The absurdity of Lundy is never-ending with Mike Nesbitt (encouraging SDLP transfers) and now Steve Aiken (an ex serviceman) being accused of being Lundies with the latter even having his election posters defaced with a picture of Lundy. Steve Aiken’s “crime” is unknown but may have something to do with his initial refusal to do pacts with the DUP. Doug Beattie an individual who has a strong British military background is regularly denounced on social media as a Lundy for challenging Unionist thinking and bad behaviour. In August 2019 when the ABOD simply acknowledged some may have been offended with the “Soldier F” insignia during the “Derry Day” parade they too were denounced as Lundies and countless Protestant church ministers have been denounced as Lundies, sometimes for nothing more than shaking hands with a Catholic Priest.

Outsiders look on bemusedly as my community tears itself apart by the renunciation of others who have the same objective but different tactics as Lundies. Unionism is losing so many good supporters and representatives as they are being bullied by those who use this derogatory term and we all have an obligation to protect those who come forward with new ideas. Thus far I haven’t been very impressed with how Steve Aiken has led the UUP, however it’s a difficult role and he deserves to be able to lead his party how he chooses free from being attacked for thinking differently. Remember Walker and Murray who are so revered within Protestant and Unionist folklore spared the real Lundy and gave him a safe passage rather than embarking on the usual protocol which would have been a trip to the gallows, modern-day Unionism needs such a generosity of spirit.

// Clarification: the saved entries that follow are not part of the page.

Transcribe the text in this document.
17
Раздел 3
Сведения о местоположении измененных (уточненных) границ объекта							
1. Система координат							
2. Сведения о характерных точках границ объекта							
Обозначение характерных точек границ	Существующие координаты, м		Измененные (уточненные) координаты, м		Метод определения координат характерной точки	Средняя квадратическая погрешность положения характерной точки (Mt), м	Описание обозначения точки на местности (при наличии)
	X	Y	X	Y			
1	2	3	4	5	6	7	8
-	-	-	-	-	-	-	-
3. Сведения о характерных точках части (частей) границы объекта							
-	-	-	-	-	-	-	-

But why is Lundy so powerful? It’s simply because the name preys on the worst type of fear my community has, the betrayer within, someone who posed as a friend but turned out has dark ulterior motives. Lundy conjures up this incredible image that is difficult to deflect, it’s a stigma that means someone is untrustworthy, deceitful, self-serving and destructive. Those who use the term “Lundy” know that despite the character being from the 1690s he still has the power to hurt and damage those of the receiving end in 2019 and probably beyond. Unionism fears the Lundy type character much more than the IRA type character as Lundy has the power destroy from within. However those who use the term “Lundy” are preying on Unionist’s fears, it’s often the fear of the unknown that causes the worst type of reaction and when a Unionist comes along with a new idea or vision they are highly likely to be subjected to the term “Lundy”.

Using the term “Lundy” has long since become a corrosive word within Unionism, it has stifled debate, stifled new thinking and is too often used to hide the failed strategy of the present. Ironically it was Nationalists who pointed out that Boris Johnson would likely betray Unionism many months ago, however, these warnings were ignored as DUP MP’s were beguiled and then betrayed by him. As demographics change and Unionism continues to decline my community needs leaders who can come forward with a positive vision for the future, this will involve positively and genuinely reaching out to those from both the Nationalist and Other communities and working with them for the betterment of all. We must confine Lundy to the commemorations on the first Saturday in December and move on from the paranoia of always looking out for the next Lundy, we must also start to call out those who use this destructive term, are they offering a positive alternative or are they asking us to follow the broken policies of the past and present? The tactics of the past and present are failing all of us, and if we continue to renounce those who come forward with a different vision then we are the real Lundies of the 21st century as the current tactics are corroding Northern Ireland’s place within the United Kingdom.